Open dg3feiko opened 6 years ago
this is the schema generated by parquet.js for a list of elements
{
mylist:[{"foo":"abc", "bar":"abc"}, {"foo":"abc", "bar":"abc"} ]
}
message root {
repeated group mylist {
required binary foo (UTF8);
required binary bar (UTF8);
}
}
and expected schema for PrestoDB/Hive is
message root {
required group mylist (LIST){
repeated group list {
required group element {
required binary foo (UTF8);
required binary bar (UTF8);
}
}
}
}
Hey @dg3feiko, have you found a working solution for that problem?
@shyim @dg3feiko Did you check out the https://github.com/ironSource/parquetjs/issues/67 - might be related
I have installed your version like mentioned in the comment with
npm install zjonsson/parquetjs#07fb2fd8fc03bf2b57243531eaf91f2d60f5e460
Generated new files and copied that to the S3 bucket, still problems with the athena query..
there is also https://github.com/ironSource/parquetjs/pull/43 you could try to install a fork that has all my outstanding PRs here merged to master (including the 43)
npm install zjonsson/parquetjs
I can select simple fields in the first tier, but when i select a struct Athena crashes with message: HIVE_CURSOR_ERROR: Can not read value at 0 in block 0 with your latest fork
i used 0.8.0 to convert a flat json file to parquet.

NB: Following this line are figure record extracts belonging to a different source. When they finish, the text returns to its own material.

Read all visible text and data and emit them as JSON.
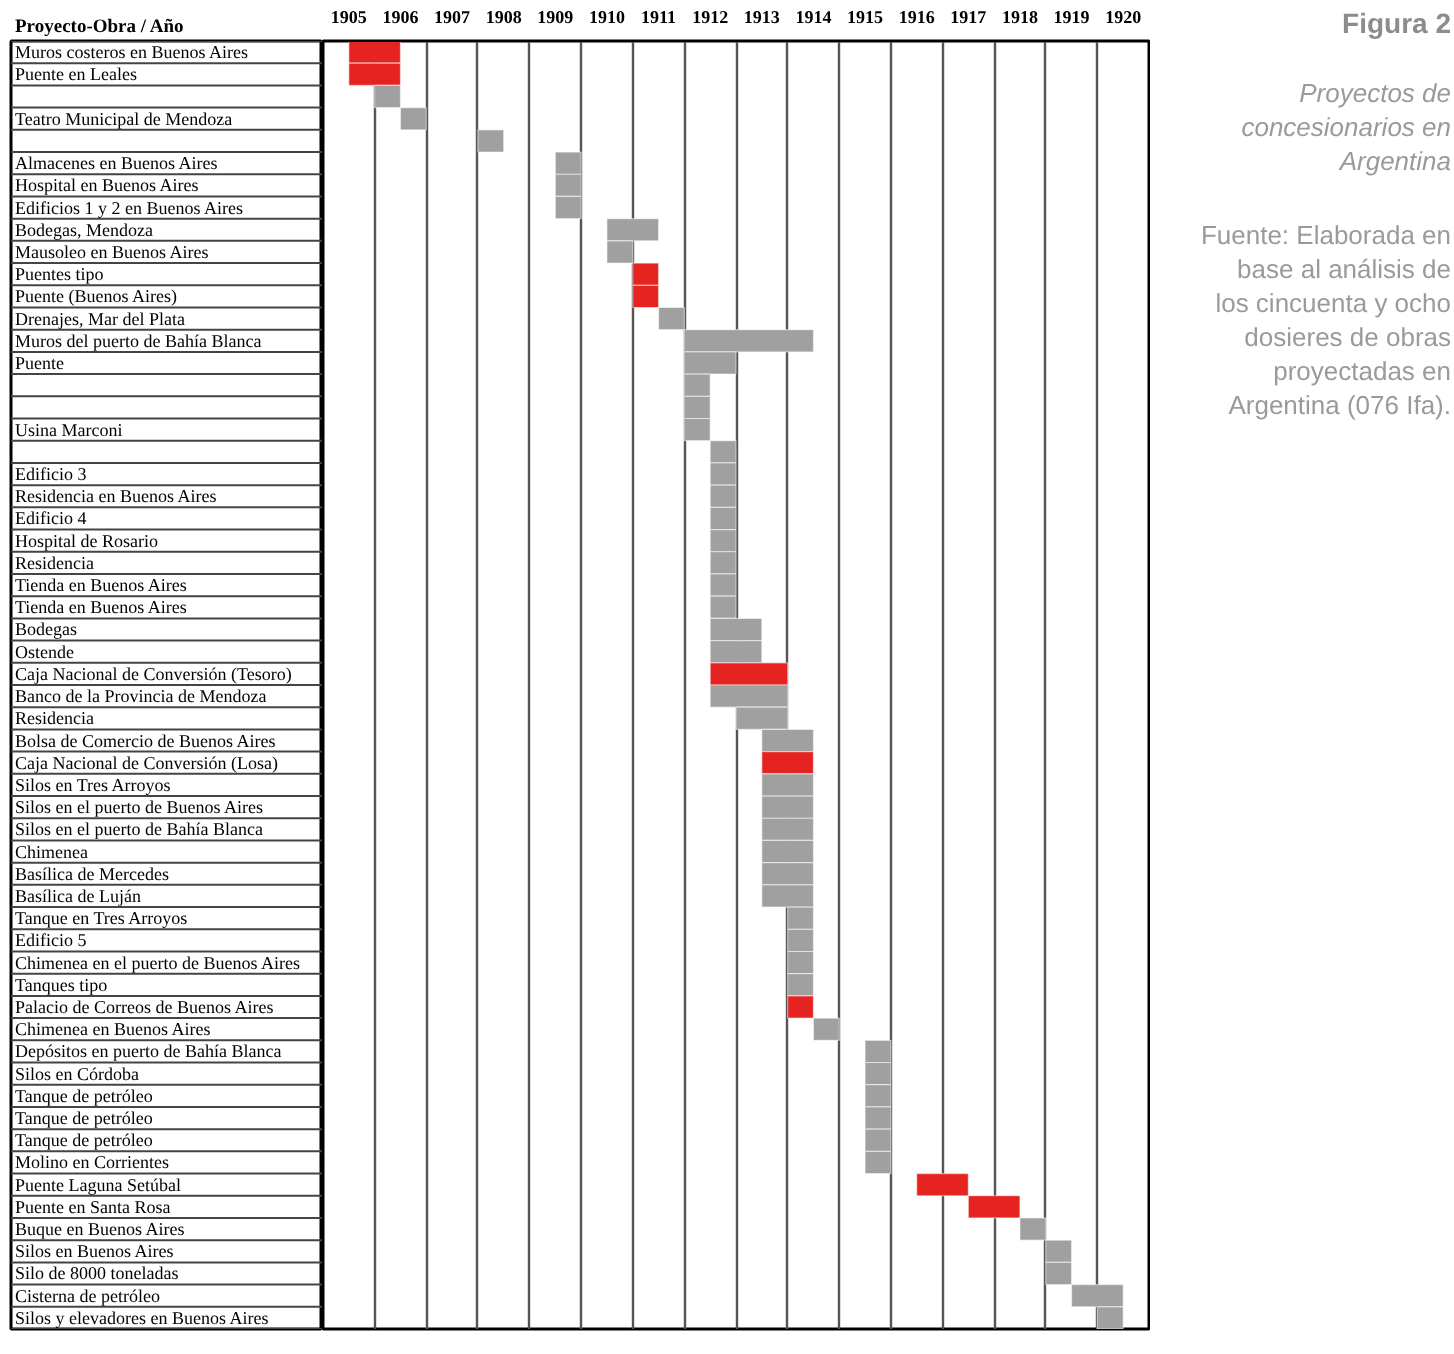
{
  "chart_data": {
    "type": "bar",
    "orientation": "horizontal",
    "title": "Figura 2",
    "subtitle": "Proyectos de concesionarios en Argentina",
    "ylabel": "Proyecto-Obra / Año",
    "annotations": [
      "Fuente: Elaborada en base al análisis de los cincuenta y ocho dosieres de obras proyectadas en Argentina (076 Ifa)."
    ],
    "categories": [
      "Muros costeros en Buenos Aires",
      "Puente en Leales",
      null,
      "Teatro Municipal de Mendoza",
      null,
      "Almacenes en Buenos Aires",
      "Hospital en Buenos Aires",
      "Edificios 1 y 2 en Buenos Aires",
      "Bodegas, Mendoza",
      "Mausoleo en Buenos Aires",
      "Puentes tipo",
      "Puente (Buenos Aires)",
      "Drenajes, Mar del Plata",
      "Muros del puerto de Bahía Blanca",
      "Puente",
      null,
      null,
      "Usina Marconi",
      null,
      "Edificio 3",
      "Residencia en Buenos Aires",
      "Edificio 4",
      "Hospital de Rosario",
      "Residencia",
      "Tienda en Buenos Aires",
      "Tienda en Buenos Aires",
      "Bodegas",
      "Ostende",
      "Caja Nacional de Conversión (Tesoro)",
      "Banco de la Provincia de Mendoza",
      "Residencia",
      "Bolsa de Comercio de Buenos Aires",
      "Caja Nacional de Conversión (Losa)",
      "Silos en Tres Arroyos",
      "Silos en el puerto de Buenos Aires",
      "Silos en el puerto de Bahía Blanca",
      "Chimenea",
      "Basílica de Mercedes",
      "Basílica de Luján",
      "Tanque en Tres Arroyos",
      "Edificio 5",
      "Chimenea en el puerto de Buenos Aires",
      "Tanques tipo",
      "Palacio de Correos de Buenos Aires",
      "Chimenea en Buenos Aires",
      "Depósitos en puerto de Bahía Blanca",
      "Silos en Córdoba",
      "Tanque de petróleo",
      "Tanque de petróleo",
      "Tanque de petróleo",
      "Molino en Corrientes",
      "Puente Laguna Setúbal",
      "Puente en Santa Rosa",
      "Buque en Buenos Aires",
      "Silos en Buenos Aires",
      "Silo de 8000 toneladas",
      "Cisterna de petróleo",
      "Silos y elevadores en Buenos Aires"
    ],
    "base": [
      1905.5,
      1905.5,
      1906,
      1906.5,
      1908,
      1909.5,
      1909.5,
      1909.5,
      1910.5,
      1910.5,
      1911,
      1911,
      1911.5,
      1912,
      1912,
      1912,
      1912,
      1912,
      1912.5,
      1912.5,
      1912.5,
      1912.5,
      1912.5,
      1912.5,
      1912.5,
      1912.5,
      1912.5,
      1912.5,
      1912.5,
      1912.5,
      1913,
      1913.5,
      1913.5,
      1913.5,
      1913.5,
      1913.5,
      1913.5,
      1913.5,
      1913.5,
      1914,
      1914,
      1914,
      1914,
      1914,
      1914.5,
      1915.5,
      1915.5,
      1915.5,
      1915.5,
      1915.5,
      1915.5,
      1916.5,
      1917.5,
      1918.5,
      1919,
      1919,
      1919.5,
      1920
    ],
    "values": [
      1,
      1,
      0.5,
      0.5,
      0.5,
      0.5,
      0.5,
      0.5,
      1,
      0.5,
      0.5,
      0.5,
      0.5,
      2.5,
      1,
      0.5,
      0.5,
      0.5,
      0.5,
      0.5,
      0.5,
      0.5,
      0.5,
      0.5,
      0.5,
      0.5,
      1,
      1,
      1.5,
      1.5,
      1,
      1,
      1,
      1,
      1,
      1,
      1,
      1,
      1,
      0.5,
      0.5,
      0.5,
      0.5,
      0.5,
      0.5,
      0.5,
      0.5,
      0.5,
      0.5,
      0.5,
      0.5,
      1,
      1,
      0.5,
      0.5,
      0.5,
      1,
      0.5
    ],
    "colors": [
      "#e52421",
      "#e52421",
      "#a0a0a0",
      "#a0a0a0",
      "#a0a0a0",
      "#a0a0a0",
      "#a0a0a0",
      "#a0a0a0",
      "#a0a0a0",
      "#a0a0a0",
      "#e52421",
      "#e52421",
      "#a0a0a0",
      "#a0a0a0",
      "#a0a0a0",
      "#a0a0a0",
      "#a0a0a0",
      "#a0a0a0",
      "#a0a0a0",
      "#a0a0a0",
      "#a0a0a0",
      "#a0a0a0",
      "#a0a0a0",
      "#a0a0a0",
      "#a0a0a0",
      "#a0a0a0",
      "#a0a0a0",
      "#a0a0a0",
      "#e52421",
      "#a0a0a0",
      "#a0a0a0",
      "#a0a0a0",
      "#e52421",
      "#a0a0a0",
      "#a0a0a0",
      "#a0a0a0",
      "#a0a0a0",
      "#a0a0a0",
      "#a0a0a0",
      "#a0a0a0",
      "#a0a0a0",
      "#a0a0a0",
      "#a0a0a0",
      "#e52421",
      "#a0a0a0",
      "#a0a0a0",
      "#a0a0a0",
      "#a0a0a0",
      "#a0a0a0",
      "#a0a0a0",
      "#a0a0a0",
      "#e52421",
      "#e52421",
      "#a0a0a0",
      "#a0a0a0",
      "#a0a0a0",
      "#a0a0a0",
      "#a0a0a0"
    ],
    "xlim": [
      1905,
      1921
    ],
    "xticks": [
      {
        "value": 1905.5,
        "label": "1905"
      },
      {
        "value": 1906.5,
        "label": "1906"
      },
      {
        "value": 1907.5,
        "label": "1907"
      },
      {
        "value": 1908.5,
        "label": "1908"
      },
      {
        "value": 1909.5,
        "label": "1909"
      },
      {
        "value": 1910.5,
        "label": "1910"
      },
      {
        "value": 1911.5,
        "label": "1911"
      },
      {
        "value": 1912.5,
        "label": "1912"
      },
      {
        "value": 1913.5,
        "label": "1913"
      },
      {
        "value": 1914.5,
        "label": "1914"
      },
      {
        "value": 1915.5,
        "label": "1915"
      },
      {
        "value": 1916.5,
        "label": "1916"
      },
      {
        "value": 1917.5,
        "label": "1917"
      },
      {
        "value": 1918.5,
        "label": "1918"
      },
      {
        "value": 1919.5,
        "label": "1919"
      },
      {
        "value": 1920.5,
        "label": "1920"
      }
    ],
    "grid": "x"
  }
}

Verified that im able to write and read it back. Uploaded it to s3 and used glue to create the athena table. Im unable to query the data for some reason though, getting a GENERIC_INTERNAL_ERROR: 0 Anybody else using this converter for athena?
I gave this a try recently in AWS with Athena + Presto using the latest from zjonsson/parquetjs
.
Root level primitives worked but nested lists failed:
Expected LIST column column to only have one field, but has x fields
I gave this a try recently in AWS with Athena + Presto using the latest from
zjonsson/parquetjs
.Root level primitives worked but nested lists failed:
Expected LIST column column to only have one field, but has x fields
+1 Anyone with a answer?
So I encountered the same issue and spend some time getting it to work. Here is a solution that seems to work at least for my case of lists with structs: https://github.com/ZJONSSON/parquetjs/pull/34 Test case from parquetjs to Athena can be found here: https://github.com/ZJONSSON/parquetjs/blob/9cee1592ce41e8dbca088fa2330b48ceb2d1de1a/test/list.js
I generated a parquet file with parquet.js with data containing list and map, but the nested field is not readable by AWS Athena, which is based on PrestoDB. I checked other implementations and it seem this is the reason https://github.com/apache/parquet-mr/pull/411
Thank you for the great job all the same.